AI couldn’t do this a year ago, it required computer hardware that was supercomputer levels of expensive to even create something like this. IMO development was actually held back by crypto and covid-19. Now AI is the #1 focus of the techbros and it isn’t going to slow down. This shit is going to put so many journalists, artists, and even programmers out of work. I don’t know how else to explain this, HUMANITY LITERALLY CREATED AI THIS YEAR. WE MADE FUCKING SKYNET!

You want to talk about technological progress, this shit mogs fusion, it mogs the vaccines, it mogs whatever dumb space colonization shit we did. We made fucking AI! I bet we will have sentient AI in our lifetime. And what are we going to do with this stuff? Porn, lots of porn. Deepfakes of celebrities and politicians sacrificing children to moloch, dead actors staring in new movies, a new album by Tupac, fake war footage, fake everything.

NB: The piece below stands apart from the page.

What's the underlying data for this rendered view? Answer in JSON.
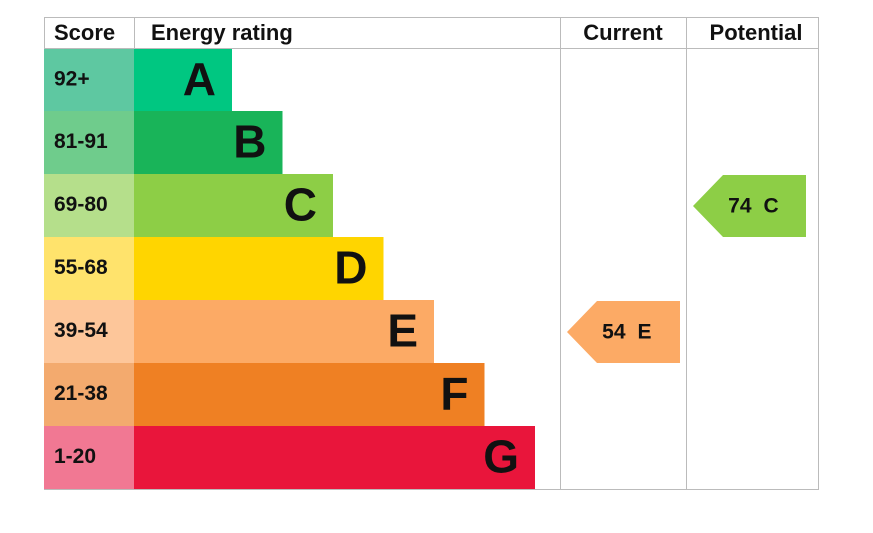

Have you ever heard about how a monkey can write Shakespeare given enough time? We have fucking done that, we pressed random buttons enough times that we ended up with something legible. Now we turn memes into real people.

We need a butlarian jihad or some shit.

  • drhead [he/him]
    ·
    2 years ago

    Nah, we didn't create this in a year. People have worked on this since the 1960s. They got significantly better around 2014 when people switched to using GANs, and the widespread release of latent diffusion models released in the past year (that we've also been working on since 2015 or so) was another huge change. They also aren't close to being AI in the sci-fi sense, AI is basically just a marketing term in this case and it's probably more accurate or less misleading to just call it machine learning or deep learning.

    It's likely that people are overestimating how much this will put people out of work. These things can't really create anything novel without a lot of manual guidance, which is a fundamental limitation as of now and it's not certain when that may be overcome. Mostly it combines concepts well, and as you get more specific it starts to make more and more mistakes. Text gets incoherent and inaccurate, images with too much in the prompt end up very distorted if they even follow all of the prompt at all, code that's more complicated than what you might find in documentation samples is unlikely to run.

    There is quite a lot it can do to make someone already in one of these positions able to do more. AI upscalers are amazing, people have been using them for years now to restore old videos with great results (they were also trained off of unlicensed works and yet nobody complains about that). You can also get a lot more out of AI image generators if you actually have some amount of art skills -- if you know how to compose a scene or draw hands better than the AI, you can sketch those things out and let it fill in the details, so you can make up for its deficiencies. As far as text models go, I don't think we're at the same point of progression for those as we are for image models, and I would think we may need a breakthrough on the level of what latent diffusion did to supersede GANs. GPT-3 is pretty great compared to other text models but its hardware requirements are astronomical. Half the reason that AI image generation is so widespread right now is the fact that you can run or train it on widely available consumer hardware, meanwhile the hardware to run GPT-3 (if the model weights were even public) costs as much as a luxury car. You probably won't see anything too flashy until (and unless) that is solved.